Proving that similarity transformation of state-space preserves the Euclidean norm

The problem here is really the notation.

This is adding to the answer by obareey a bit more details. Given a linear system

$$ \begin{align} \dot{x} &= A x + B u \\ y &= C x + D u \\ \end{align} $$

In this question $D = 0$, but that doesn't really change anything. Then i.e. this is wrong:

$$ G = \left[ \begin{array}{c|c} A&B\\ \hline C&D \end{array} \right] $$

As mentioned by obareey, $G$ is not a real matrix but instead a transfer function matrix. Often this is written instead like

$$ G(s) \sim \left[ \begin{array}{c|c} A&B\\ \hline C&D \end{array} \right] $$

sometimes also written as

$$ G(s) \triangleq \left[ \begin{array}{c|c} A&B\\ \hline C&D \end{array} \right] \text{ or } G(s) \overset{s}= \left[ \begin{array}{c|c} A&B\\ \hline C&D \end{array} \right] $$

Unfortunatly the notation varies and I have seen all of these. Some authors even use an equal sign, which makes things really confusing (or: wrong). However they really all mean the same, namely that $G(s) = C(s I - A)^{-1} B + D$ and $I$ is an identity matrix.

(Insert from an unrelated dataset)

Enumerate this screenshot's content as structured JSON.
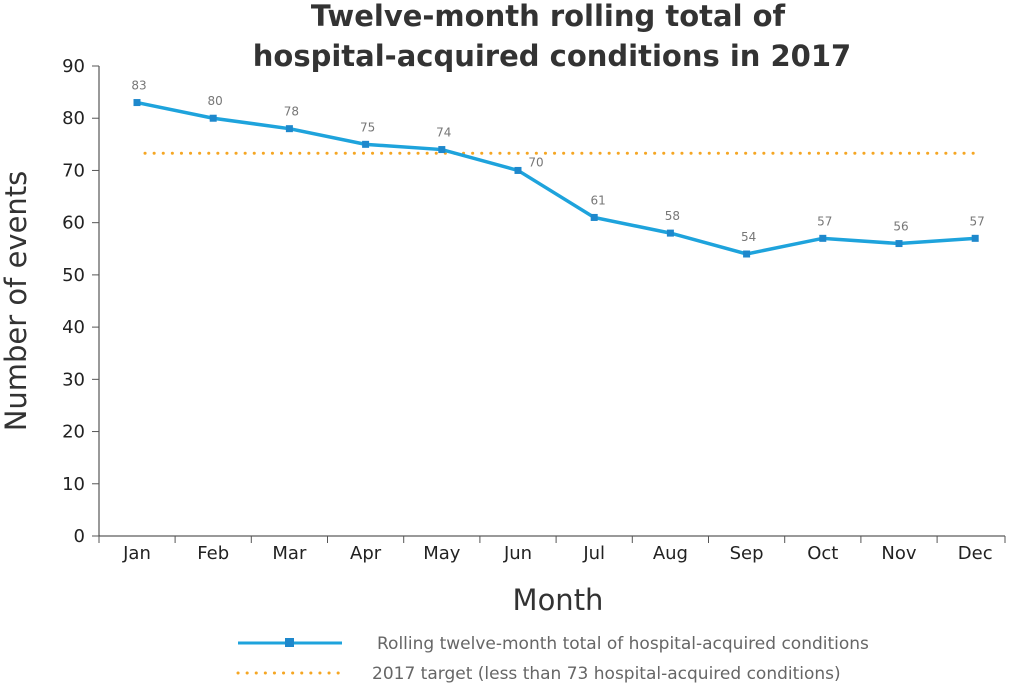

The $2$-norm of a general MIMO transfer function is

$$ \Vert G(s) \Vert_2 = \Big( \frac{1}{2 \pi} \int_{-\infty}^{\infty} \text{trace} \big[ G(j \omega)^H G(j \omega) \big] d \omega \Big)^{1/2} $$

so of course $\Vert G(s) \Vert_2 = \Vert \widetilde{G}(s) \Vert_2$ when $G(s) = \widetilde{G}(s)$, assuming that $A$ is stable so that the integral exists, i.e. $\Vert G(s) \Vert_2 < \infty$. So all you need to show is that

$$ C(s I - A)^{-1} B + D = \widetilde{C}(s I - \widetilde{A})^{-1} \widetilde{B} + \widetilde{D} $$

using an invertible $T$ and

$$ \begin{align} \widetilde{A} &= T A T^{-1} \\ \widetilde{B} &= T B \\ \widetilde{C} &= C T^{-1} \\ \widetilde{D} &= D \end{align} $$

This is standard realization theory. You can check that both transfer functions are the same:

$$ \begin{align} \widetilde{G}(s) &= \widetilde{C}(s I - \widetilde{A})^{-1} \widetilde{B} + \widetilde{D} \\ &= C T^{-1}(s I - T A T^{-1})^{-1} T B + D \\ &= C \big(T^{-1}(s I - T A T^{-1})T\big)^{-1}B + D \\ &= C \big(T^{-1} s I T - T^{-1} T A T^{-1} T\big)^{-1}B + D \\ &= C(s I - A)^{-1} B + D \\ &= G(s) \end{align} $$

because $T^{-1} s I T = s(T^{-1} I T) = s(T^{-1} T) = s I$ since $T^{-1} T = I$ and the fact that $(K_1 K_2 K_3)^{-1} = K_3^{-1} K_2^{-1} K_1^{-1}$ for some invertible matrices $K_1, K_2, K_3$.

So because $G(s) = \widetilde{G}(s)$ their $2$-norms are the same.